I was taken before the local judge and given a stiff, for me, fine. I basically gave the court all the money I had. They had to know that my only way of getting money for food and shelter would lead me back into the same work. I think the cop who arrested me felt sorry for me.
That evening, while I was making a Raman noodle soup for supper there was a knock on my apartment door. I went to the door, and there was the cop who had arrested me; officer Alan Glen. He smiled and asked if he could come in and talk with me for a few minutes. I was a bit leery about trusting him. After much assurance, I let him come in. I even offered to make him some soup as well. But he wasn't interested.
"What do you want, officer Glen?"
"June, please call me Alan, unless we are talking about official business. There is something about you that is different from the other women, I have seen, in your profession. I think I saw some things in you that left me with questions. I had to ask you some things so that I could ease my conscience. You see, after watching how you reacted when you were arrested, and how you behaved in court; I realized that there was a depth to you that I haven't seen in similar offenders. If you would consider it, I would like to ask you some personal questions. These are just between me and you. They are not official questions. After what you have been through, I'll understand if you just want me to leave. And if you do, I will leave. But I hope you will talk to me."
I didn't know what to say. I looked down at my soup and then up to Alan's face. There was a kindness in that face that didn't look like the cop I had seen when I was arrested.
"O.K. Alan, I'll try to answer your questions, but I may have to refuse if they get too personal."
"That's fair enough. Let's start with a very basic question. How did you happen to get into your current profession?"
Woah, that was a deep question!
"It will take some time to answer that. Are you sure you have the time?"
"In this case, I will make all the time you need to answer. I really want to know."
Well, for the next half hour I gave him all the gory details, right down to the point of me 'coming too' in a car awash in blood from the guys who had raped me.
As I was talking, I could see what looked like storm clouds crossing his face. When I told him about the police not even getting a rape kit he was squeezing his hands hard enough so that his knuckles turned white and his jaw line sharpened. It looked like he was fighting back pure rage.

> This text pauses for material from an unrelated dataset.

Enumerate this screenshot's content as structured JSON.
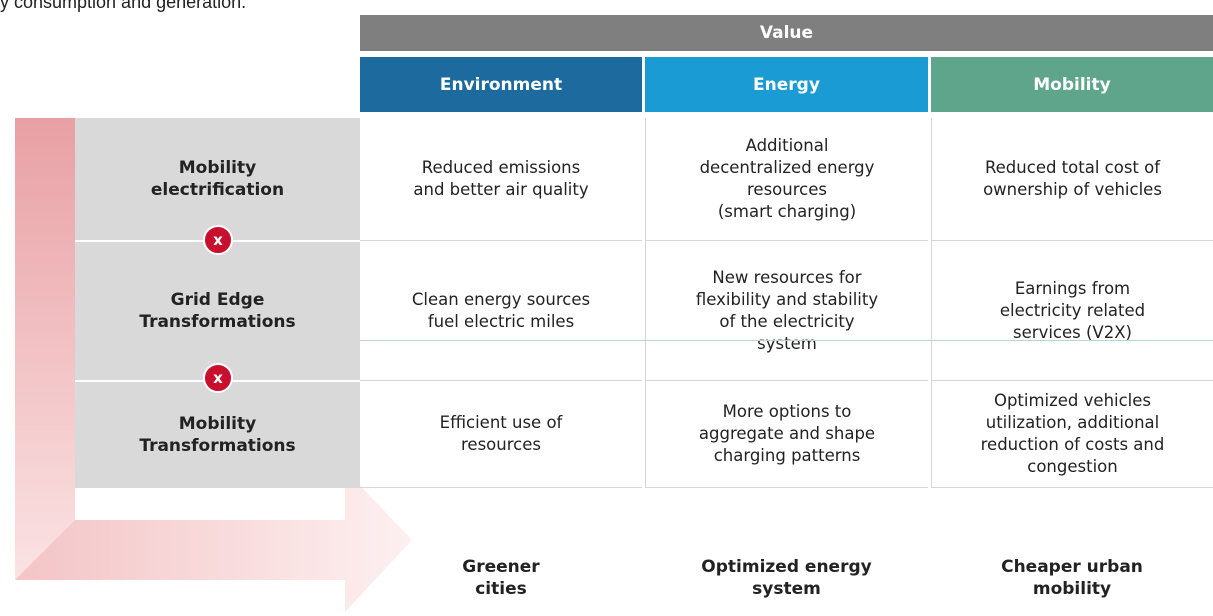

I ended up the story with how I had started to work as a prostitute. I was amazed when I saw tears in his eyes.
"Alan, are you o.k.?"
He shook his head and lowered his eyes for a minute or two. I could see that he looked like he was praying.
"You've been dealt a lousy hand, June. You are doing what you felt you had to, just to survive. I am truly sorry that things have ended up this way for you. I need to go to my home now and think over what you have said. I want to help you, if you will let me. I'm not after your body. I don't want to see you hurt. How much does it take for you to live a week?"
"My food expenses run about forty dollars a week. I have gotten by on twenty-five dollars a week. Why do you ask?"
He reached into his pocket and took out a crisp one hundred dollar bill. "Take this and promise me you won't prostitute yourself this next week. I think I may be able to help you, but I need to consider some things. Will you do that for me?"
"What strings are attached? Nobody gives things away without getting something in return."
"There are no strings. I just don't want you arrested until I find a way to get you out of this mess. Is that o.k.?"
I agreed that it would be o.k.. I was very confused, but very grateful that I could add a bit more protean to my diet.